Unenhanced images were not obtained in ferumoxide-enhanced imaging because ferumoxide solution was administered by drip infusion over 30 min, and acquisition of unenhanced images was not practical in the clinical setting. However, bolus-injectable reticuloendothelial agent under research and development, iron oxide/carboxydextran sol (SH U 555A) [18], would permit obtaining unenhanced and contrast-enhanced images in a single examination. Contrast material would also enable inclusion of dynamic T1-weighted MR imaging in the workup of focal hepatic lesions, due to its high longitudinal relaxivity [19, 20], probably improving the diagnosis with superparamagnetic iron oxideenhanced MR imaging. Furthermore, hepatobiliary agents under research and development such as gadoxetic acid, disodium [21], or gadobenate dimeglumine [22] would enable both dynamic and static contrast-enhanced MR imaging in a single session, decreasing patient burden and medical costs, while preserving diagnostic accuracy.
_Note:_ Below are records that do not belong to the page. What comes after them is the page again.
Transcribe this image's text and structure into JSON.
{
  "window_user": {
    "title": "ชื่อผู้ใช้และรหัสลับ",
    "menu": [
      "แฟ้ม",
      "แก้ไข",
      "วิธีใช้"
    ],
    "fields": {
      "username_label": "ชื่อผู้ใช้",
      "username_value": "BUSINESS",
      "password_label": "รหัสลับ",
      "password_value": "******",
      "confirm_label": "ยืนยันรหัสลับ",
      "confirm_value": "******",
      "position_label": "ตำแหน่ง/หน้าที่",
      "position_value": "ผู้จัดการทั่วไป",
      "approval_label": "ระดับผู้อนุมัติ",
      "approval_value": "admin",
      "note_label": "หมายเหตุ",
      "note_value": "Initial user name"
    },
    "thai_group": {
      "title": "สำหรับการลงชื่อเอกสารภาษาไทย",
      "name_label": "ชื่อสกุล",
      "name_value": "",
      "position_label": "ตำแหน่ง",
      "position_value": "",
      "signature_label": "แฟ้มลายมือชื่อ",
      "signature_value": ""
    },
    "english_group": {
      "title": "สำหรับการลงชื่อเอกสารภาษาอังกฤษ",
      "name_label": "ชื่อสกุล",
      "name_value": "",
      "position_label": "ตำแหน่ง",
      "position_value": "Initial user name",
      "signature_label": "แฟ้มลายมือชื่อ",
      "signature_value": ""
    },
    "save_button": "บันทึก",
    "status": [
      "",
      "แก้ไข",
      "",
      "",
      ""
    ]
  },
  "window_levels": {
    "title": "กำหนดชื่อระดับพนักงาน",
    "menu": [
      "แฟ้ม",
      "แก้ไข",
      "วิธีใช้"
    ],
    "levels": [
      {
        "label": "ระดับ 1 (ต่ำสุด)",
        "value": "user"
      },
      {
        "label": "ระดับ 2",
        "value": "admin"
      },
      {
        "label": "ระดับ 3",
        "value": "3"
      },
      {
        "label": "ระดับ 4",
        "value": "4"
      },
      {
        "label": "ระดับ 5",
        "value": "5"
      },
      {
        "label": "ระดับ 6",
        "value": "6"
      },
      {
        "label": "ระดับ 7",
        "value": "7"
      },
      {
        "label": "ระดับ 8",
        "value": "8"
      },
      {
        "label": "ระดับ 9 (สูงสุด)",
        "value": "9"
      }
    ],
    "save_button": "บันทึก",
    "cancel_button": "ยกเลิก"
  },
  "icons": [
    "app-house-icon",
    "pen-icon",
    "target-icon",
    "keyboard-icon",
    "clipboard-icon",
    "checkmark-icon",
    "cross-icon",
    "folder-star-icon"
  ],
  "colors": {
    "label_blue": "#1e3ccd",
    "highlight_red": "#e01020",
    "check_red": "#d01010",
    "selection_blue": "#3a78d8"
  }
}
In conclusion, we found gadolinium-enhanced imaging to be superior to ferumoxide-enhanced imaging for the detection of malignant hepatic tumors. This superiority was enhanced in patients with cirrhosis. Gadolinium-enhanced imaging is particularly recommended for screening of patients with chronic liver damage or for preoperative detection of hepatocellular carcinomas. Gadolinium-enhanced imaging may be recommended for routine MR imaging of the liver, especially when gadolinium or ferumoxide is to be chosen as the contrast agent, although further comparison in a larger population is necessary.
Acknowledgments
We thank Michael L. Lieber of the Department of Biostatistics and
Epidemiology, Cleveland Clinic Foundation, for statistical advice.